E[X²] = 0²×0.1 + 1²×0.2 + 2²×0.4 + 3²×0.3 = 0 + 0.2 + 1.6 + 2.7 = 4.5

Variance:

Var(X) = 4.5 - (1.9)² = 4.5 - 3.61 = 0.89

Example 2: Continuous Random Variable (Uniform)

X ~ Uniform(2, 8). Variance formula:

Var(X) = (b - a)² / 12 = (8 - 2)² / 12 = 36 / 12 = 3

Example 3: Sample Variance

Sample data: {5, 7, 8, 4, 6}

Calculate mean:

x̄ = (5 + 7 + 8 + 4 + 6) / 5 = 30 / 5 = 6

Calculate variance:

S² = (1/(5-1)) × [(5-6)² + (7-6)² + (8-6)² + (4-6)² + (6-6)²] = (1/4) × [1 + 1 + 4 + 4 + 0] = (1/4) × 10 = 2.5

Summary

  • Variance measures dispersion of random variables around their mean.
  • Defined as expectation of squared deviations, Var(X) = E[(X - E[X])²].
  • Properties include non-negativity, scaling, and additivity for independent variables.
  • Applicable to discrete and continuous variables with respective formulas.
  • Essential in risk assessment, statistics, machine learning, and quality control.
  • Limitations: units squared, sensitivity to outliers, requires careful interpretation.
  • Computational shortcuts improve efficiency and numerical stability.
  • Variance forms the basis for many statistical inference techniques.

References

  • Casella, G., & Berger, R. L. (2002).
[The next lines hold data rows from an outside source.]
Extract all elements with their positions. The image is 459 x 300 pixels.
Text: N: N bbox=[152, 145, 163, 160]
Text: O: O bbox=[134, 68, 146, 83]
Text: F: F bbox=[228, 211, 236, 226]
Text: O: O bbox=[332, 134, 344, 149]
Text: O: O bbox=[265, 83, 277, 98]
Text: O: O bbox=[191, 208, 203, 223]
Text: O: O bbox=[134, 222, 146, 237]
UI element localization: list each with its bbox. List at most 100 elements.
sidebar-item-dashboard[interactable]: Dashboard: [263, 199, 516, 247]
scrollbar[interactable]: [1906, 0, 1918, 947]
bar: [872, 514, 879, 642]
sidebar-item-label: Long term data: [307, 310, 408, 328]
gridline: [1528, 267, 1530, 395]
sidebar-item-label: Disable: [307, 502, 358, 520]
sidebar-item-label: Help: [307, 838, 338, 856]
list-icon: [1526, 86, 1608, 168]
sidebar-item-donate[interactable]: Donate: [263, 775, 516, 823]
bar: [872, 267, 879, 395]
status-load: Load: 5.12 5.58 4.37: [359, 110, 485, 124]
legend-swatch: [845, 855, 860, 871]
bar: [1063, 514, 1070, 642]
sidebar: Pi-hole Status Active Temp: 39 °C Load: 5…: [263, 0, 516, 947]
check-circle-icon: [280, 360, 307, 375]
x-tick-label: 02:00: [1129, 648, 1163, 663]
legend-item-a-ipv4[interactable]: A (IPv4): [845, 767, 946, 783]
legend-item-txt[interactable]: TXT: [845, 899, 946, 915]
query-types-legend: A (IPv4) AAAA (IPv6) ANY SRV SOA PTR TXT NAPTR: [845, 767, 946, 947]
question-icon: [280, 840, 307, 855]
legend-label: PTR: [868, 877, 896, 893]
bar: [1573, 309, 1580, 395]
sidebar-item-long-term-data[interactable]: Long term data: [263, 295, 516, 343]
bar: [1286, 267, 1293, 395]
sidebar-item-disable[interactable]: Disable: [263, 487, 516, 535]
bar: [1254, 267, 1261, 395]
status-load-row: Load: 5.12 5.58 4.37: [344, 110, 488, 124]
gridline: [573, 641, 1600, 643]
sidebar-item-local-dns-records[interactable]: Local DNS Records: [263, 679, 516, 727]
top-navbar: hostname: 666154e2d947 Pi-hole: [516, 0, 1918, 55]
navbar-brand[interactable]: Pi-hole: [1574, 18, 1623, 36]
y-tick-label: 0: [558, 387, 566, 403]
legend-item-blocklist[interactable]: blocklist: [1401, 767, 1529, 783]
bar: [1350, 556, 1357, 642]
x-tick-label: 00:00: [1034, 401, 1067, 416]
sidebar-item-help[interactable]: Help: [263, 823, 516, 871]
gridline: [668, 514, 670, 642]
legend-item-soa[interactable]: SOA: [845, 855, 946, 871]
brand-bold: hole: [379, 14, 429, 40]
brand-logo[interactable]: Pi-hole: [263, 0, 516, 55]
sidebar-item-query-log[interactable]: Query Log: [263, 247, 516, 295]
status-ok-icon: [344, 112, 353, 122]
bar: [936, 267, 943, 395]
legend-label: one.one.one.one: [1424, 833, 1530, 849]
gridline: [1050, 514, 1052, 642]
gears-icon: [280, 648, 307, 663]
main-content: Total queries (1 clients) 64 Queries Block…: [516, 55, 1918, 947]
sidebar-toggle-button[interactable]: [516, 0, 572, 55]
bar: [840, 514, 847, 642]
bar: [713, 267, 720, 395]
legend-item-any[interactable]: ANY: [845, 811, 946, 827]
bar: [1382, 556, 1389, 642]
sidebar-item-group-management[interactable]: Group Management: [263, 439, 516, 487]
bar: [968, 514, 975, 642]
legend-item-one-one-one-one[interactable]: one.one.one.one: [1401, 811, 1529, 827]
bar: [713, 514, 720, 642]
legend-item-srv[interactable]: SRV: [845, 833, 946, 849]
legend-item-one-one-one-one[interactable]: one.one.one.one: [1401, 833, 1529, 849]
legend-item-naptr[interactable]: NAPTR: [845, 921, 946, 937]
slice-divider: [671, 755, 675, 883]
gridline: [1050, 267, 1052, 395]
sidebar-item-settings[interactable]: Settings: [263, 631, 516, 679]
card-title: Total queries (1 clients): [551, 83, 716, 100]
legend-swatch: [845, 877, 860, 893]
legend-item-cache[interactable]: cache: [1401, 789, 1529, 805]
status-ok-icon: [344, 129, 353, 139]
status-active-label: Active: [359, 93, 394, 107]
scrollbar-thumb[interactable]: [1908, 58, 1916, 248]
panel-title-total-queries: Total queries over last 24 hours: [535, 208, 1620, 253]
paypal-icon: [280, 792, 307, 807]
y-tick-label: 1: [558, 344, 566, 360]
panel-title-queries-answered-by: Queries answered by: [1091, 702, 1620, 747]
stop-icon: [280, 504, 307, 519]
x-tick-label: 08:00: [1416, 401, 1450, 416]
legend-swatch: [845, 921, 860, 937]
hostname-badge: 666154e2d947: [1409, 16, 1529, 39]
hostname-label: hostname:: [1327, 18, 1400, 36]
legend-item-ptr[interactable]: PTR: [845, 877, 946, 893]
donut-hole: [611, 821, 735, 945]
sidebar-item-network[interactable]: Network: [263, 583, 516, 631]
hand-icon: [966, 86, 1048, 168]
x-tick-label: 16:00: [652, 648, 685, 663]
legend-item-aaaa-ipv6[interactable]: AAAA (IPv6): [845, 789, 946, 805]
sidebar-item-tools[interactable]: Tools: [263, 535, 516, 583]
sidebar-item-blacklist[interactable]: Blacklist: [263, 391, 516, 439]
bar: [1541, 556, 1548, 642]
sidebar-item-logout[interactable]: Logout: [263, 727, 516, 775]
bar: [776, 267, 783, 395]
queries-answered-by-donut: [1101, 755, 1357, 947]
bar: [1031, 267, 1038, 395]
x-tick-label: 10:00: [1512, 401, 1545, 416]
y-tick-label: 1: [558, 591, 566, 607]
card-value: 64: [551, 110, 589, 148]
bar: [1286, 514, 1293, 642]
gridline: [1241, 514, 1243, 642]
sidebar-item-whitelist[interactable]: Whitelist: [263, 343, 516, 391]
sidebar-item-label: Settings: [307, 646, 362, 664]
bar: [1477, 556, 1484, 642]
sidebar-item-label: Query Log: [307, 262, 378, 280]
Statistical Inference. Duxbury, 2nd edition.
  • Ross, S. (2014). Introduction to Probability Models. Academic Press, 11th edition.
  • Mood, A. M., Graybill, F. A., & Boes, D. C. (1974). Introduction to the Theory of Statistics. McGraw-Hill.
  • Rice, J. A. (2007). Mathematical Statistics and Data Analysis. Cengage Learning, 3rd edition.
  • Wasserman, L. (2004). All of Statistics: A Concise Course in Statistical Inference. Springer.